Church Vestments and Textiles by Margery Roberts

Sewing Church Linens by Elizabeth Morgan.

Vestments for All Seasons by Barbara Dee Baumgarten.

Byzantine silk fabric. The mantle of St. Fridolin. 4th to 8th century.

St. Fridolin, Sassanid, Byzantine.  silk, fabric,
Byzantine period with Sassanid pattern

Byzantine silk fabric by the mantle of St. Fridolin. 4th to 8th century.

Silk fabric multicolored stronger in body formation. Pattern opposite, orderly rows of large circles. Each of them is formed by an ornamental band, white with colored flowers and leaves. In every circle on red background two Amazons warriors on horseback shooting backwards turned on a panther. The circles are occupied at the contact points with small rosette fields.

The spandrels between the circles contained on purple blue Basically a yellow diamond pattern with red flowers. The fabric comes from the church to Säckingen and is considered Coat of Saint Fridolin, the other residues are the same there blended and used in new garments of splendor. In every circle on a red background two Amazons are shown.

The pattern shows a transformation of a Sassanid pattern of VI-VII. Century. The fabric itself belongs to the Byzantine period of the VII.-VIII. Century.

Fridolin of Säckingen died around 540.

Saint Fridolin of Säckingen, monk and Christian missionary, “Apostle of Alemania”. Born in Ireland, abbot of Saint-Hilaire in Poitiers, he goes to Säckingen on the Rhine near Basel, where he founds a church and a monastery. He is the patron saint of the Swiss canton of Glarus, whose coat of arms depicts him as a pilgrim. He died around 540. Feast day on 6 March.

Fridolin was an Irish wandering monk who first worked in Poitiers in Gaul, where he raised the bones of St Hilarius of Poitiers and built a church. However, the Germanic name Fridolin speaks against his Irish origin. According to legend, Hilarius commissioned him in a dream to build a monastery on a certain island in the Rhine.

Note:  Bishop of Utrecht and Chorboys, 16th century.

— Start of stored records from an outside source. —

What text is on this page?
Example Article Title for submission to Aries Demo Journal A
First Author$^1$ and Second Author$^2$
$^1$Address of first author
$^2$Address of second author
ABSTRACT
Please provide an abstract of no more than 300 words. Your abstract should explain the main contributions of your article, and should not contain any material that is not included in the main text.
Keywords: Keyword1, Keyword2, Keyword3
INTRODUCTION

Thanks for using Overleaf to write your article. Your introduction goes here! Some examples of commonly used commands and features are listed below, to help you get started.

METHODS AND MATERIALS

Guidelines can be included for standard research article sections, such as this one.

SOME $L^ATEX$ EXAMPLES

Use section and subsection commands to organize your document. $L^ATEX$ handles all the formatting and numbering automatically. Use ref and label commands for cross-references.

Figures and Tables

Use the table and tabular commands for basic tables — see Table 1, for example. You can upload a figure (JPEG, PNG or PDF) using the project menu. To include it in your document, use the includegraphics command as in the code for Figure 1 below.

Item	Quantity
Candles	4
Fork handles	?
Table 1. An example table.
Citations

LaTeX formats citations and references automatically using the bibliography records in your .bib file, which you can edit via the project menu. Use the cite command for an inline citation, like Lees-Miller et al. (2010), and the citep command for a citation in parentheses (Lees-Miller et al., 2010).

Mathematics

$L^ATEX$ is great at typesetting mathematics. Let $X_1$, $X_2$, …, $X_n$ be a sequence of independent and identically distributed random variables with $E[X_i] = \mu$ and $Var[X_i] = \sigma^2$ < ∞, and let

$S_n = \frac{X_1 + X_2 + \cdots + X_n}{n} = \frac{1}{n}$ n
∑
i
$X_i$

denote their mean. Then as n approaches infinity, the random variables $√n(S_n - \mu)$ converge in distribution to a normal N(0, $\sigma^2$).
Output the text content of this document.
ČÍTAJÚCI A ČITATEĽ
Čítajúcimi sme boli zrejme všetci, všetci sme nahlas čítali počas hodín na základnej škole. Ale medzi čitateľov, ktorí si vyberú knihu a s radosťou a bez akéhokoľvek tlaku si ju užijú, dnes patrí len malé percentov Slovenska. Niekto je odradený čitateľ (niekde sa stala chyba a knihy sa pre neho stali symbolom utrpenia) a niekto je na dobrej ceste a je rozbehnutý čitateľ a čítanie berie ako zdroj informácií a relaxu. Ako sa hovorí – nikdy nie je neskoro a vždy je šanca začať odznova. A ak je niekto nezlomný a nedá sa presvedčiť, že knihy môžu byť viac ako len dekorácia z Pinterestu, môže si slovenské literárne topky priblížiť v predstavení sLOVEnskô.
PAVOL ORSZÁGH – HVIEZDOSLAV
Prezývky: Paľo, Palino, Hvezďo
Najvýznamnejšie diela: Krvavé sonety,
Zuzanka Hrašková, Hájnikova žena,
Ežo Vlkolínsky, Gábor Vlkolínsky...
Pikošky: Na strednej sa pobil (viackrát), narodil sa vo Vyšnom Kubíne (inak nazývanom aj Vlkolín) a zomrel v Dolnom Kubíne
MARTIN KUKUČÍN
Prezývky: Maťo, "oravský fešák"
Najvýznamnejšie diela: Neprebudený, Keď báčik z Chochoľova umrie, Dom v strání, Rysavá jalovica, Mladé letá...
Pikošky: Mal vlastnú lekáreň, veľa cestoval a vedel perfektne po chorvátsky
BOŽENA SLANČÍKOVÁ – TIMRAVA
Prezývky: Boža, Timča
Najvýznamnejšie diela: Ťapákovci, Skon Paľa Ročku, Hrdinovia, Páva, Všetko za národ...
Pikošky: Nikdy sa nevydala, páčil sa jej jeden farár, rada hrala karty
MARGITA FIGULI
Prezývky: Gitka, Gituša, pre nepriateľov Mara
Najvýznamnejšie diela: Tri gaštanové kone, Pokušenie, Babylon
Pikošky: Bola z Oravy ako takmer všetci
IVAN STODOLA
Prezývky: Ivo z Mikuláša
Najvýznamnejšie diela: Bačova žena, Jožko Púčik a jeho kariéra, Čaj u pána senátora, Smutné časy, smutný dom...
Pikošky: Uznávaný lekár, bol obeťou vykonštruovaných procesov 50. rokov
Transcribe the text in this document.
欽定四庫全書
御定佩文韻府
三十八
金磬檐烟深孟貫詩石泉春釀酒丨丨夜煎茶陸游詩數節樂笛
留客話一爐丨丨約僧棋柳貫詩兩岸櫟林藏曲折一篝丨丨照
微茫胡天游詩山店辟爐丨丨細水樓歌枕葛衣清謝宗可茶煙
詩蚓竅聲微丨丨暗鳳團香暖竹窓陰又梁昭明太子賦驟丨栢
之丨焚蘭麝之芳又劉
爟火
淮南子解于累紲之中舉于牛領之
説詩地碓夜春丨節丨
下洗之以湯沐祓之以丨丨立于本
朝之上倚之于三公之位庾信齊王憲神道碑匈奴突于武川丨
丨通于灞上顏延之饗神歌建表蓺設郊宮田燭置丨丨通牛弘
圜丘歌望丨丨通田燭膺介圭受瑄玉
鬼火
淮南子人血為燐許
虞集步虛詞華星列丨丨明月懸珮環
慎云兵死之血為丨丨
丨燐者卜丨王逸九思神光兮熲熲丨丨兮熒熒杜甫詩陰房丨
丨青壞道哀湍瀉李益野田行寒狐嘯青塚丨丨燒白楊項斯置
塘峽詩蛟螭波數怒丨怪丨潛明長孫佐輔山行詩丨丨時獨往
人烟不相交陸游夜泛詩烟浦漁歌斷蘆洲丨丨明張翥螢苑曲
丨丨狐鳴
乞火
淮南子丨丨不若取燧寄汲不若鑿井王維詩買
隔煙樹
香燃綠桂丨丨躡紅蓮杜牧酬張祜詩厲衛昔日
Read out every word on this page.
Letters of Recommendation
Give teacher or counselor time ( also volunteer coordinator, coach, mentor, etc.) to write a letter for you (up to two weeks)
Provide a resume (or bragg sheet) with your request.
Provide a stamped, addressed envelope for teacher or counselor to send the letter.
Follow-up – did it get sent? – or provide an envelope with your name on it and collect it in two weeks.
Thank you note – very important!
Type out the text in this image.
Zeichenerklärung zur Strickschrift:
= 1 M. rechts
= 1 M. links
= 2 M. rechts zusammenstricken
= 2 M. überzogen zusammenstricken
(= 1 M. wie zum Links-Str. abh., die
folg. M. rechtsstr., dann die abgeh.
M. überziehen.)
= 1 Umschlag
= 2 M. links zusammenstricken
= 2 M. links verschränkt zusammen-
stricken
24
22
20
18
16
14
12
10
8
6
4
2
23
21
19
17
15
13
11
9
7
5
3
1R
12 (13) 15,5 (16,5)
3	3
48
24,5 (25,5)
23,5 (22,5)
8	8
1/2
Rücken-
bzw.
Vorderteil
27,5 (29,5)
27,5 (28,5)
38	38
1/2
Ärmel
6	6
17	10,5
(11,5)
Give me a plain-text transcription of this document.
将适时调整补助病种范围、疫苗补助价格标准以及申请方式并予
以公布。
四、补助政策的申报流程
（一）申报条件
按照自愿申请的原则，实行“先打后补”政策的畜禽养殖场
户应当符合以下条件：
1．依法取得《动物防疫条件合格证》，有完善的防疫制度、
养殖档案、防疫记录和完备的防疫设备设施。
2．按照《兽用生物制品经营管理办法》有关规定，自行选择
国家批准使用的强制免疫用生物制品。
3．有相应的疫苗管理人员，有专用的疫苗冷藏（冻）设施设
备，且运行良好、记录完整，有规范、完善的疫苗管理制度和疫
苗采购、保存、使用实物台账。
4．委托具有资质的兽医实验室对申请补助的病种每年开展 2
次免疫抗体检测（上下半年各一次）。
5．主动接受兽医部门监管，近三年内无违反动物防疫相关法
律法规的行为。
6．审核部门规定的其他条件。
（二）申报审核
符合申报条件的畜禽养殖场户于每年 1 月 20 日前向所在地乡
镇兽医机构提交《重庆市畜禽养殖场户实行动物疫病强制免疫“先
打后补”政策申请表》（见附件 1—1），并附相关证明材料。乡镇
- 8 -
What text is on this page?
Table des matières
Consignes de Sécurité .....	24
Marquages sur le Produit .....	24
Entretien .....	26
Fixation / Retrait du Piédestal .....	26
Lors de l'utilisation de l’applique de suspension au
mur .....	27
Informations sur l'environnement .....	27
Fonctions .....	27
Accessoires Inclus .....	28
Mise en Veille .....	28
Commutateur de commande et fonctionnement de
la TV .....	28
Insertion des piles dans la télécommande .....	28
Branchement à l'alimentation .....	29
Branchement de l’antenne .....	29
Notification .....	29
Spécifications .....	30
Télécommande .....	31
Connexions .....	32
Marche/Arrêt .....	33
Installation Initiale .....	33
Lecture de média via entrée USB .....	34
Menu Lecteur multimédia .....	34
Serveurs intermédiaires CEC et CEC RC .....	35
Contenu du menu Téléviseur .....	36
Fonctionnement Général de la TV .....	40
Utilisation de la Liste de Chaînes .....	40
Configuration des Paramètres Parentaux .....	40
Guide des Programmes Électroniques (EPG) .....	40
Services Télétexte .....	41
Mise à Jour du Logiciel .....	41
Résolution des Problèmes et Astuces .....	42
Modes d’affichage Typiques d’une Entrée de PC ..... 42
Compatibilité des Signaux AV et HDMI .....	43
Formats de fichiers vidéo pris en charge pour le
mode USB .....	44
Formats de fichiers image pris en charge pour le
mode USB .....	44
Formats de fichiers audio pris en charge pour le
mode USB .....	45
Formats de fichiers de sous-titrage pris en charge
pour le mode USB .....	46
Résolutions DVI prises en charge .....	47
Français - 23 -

On the way from Poitiers to Säckingen, Fridolin founded a number of churches, all of which he consecrated to Hilarius, including those on the Moselle and in Strasbourg. Fridolin founded Säckingen Abbey, the oldest monastery in southern Germany, which became the starting point for missionary work in what is now Baden-Wuerttemberg. Fridolin is therefore also known as the apostle of the Baden Oberland. A biography, the so-called Fridolinsvita, was written down in the 10th century by a monk named Balther von Speyer.

Fridolin’s bones in the collegiate church in Säckingen, called Fridolinsmünster, are still a destination for many pilgrims today. Every year, the magnificent baroque silver shrine is carried through the streets of the city on the Upper Rhine in a large festive procession with the participation of music bands, people in traditional costume and knights and squires in medieval costumes.

In church representations Fridolin is often depicted together with a skeleton. The legend says that he was given large parts of the Glarnerland as a gift by the dying, rich Ursus or Urso, but his brother Landolf would not acknowledge this. Fridolin had therefore brought Ursus out of the grave as a witness to help him.

Landolf was so shocked and ashamed when he saw his brother, already in decay, appearing before the court that he gave Fridolin his part of the Glarnerland, which in this way came entirely to the monastery of Säckingen. Thus Fridolin became the patron saint of the Canton of Glarus (Switzerland), in whose coat of arms he can be seen as a missionary with a walking stick and a Bible.

Note:  Monastic clothing. Benedictine monks in 19th century.

Fridolin is called upon in cases of leg complaints, livestock epidemics and for good weather.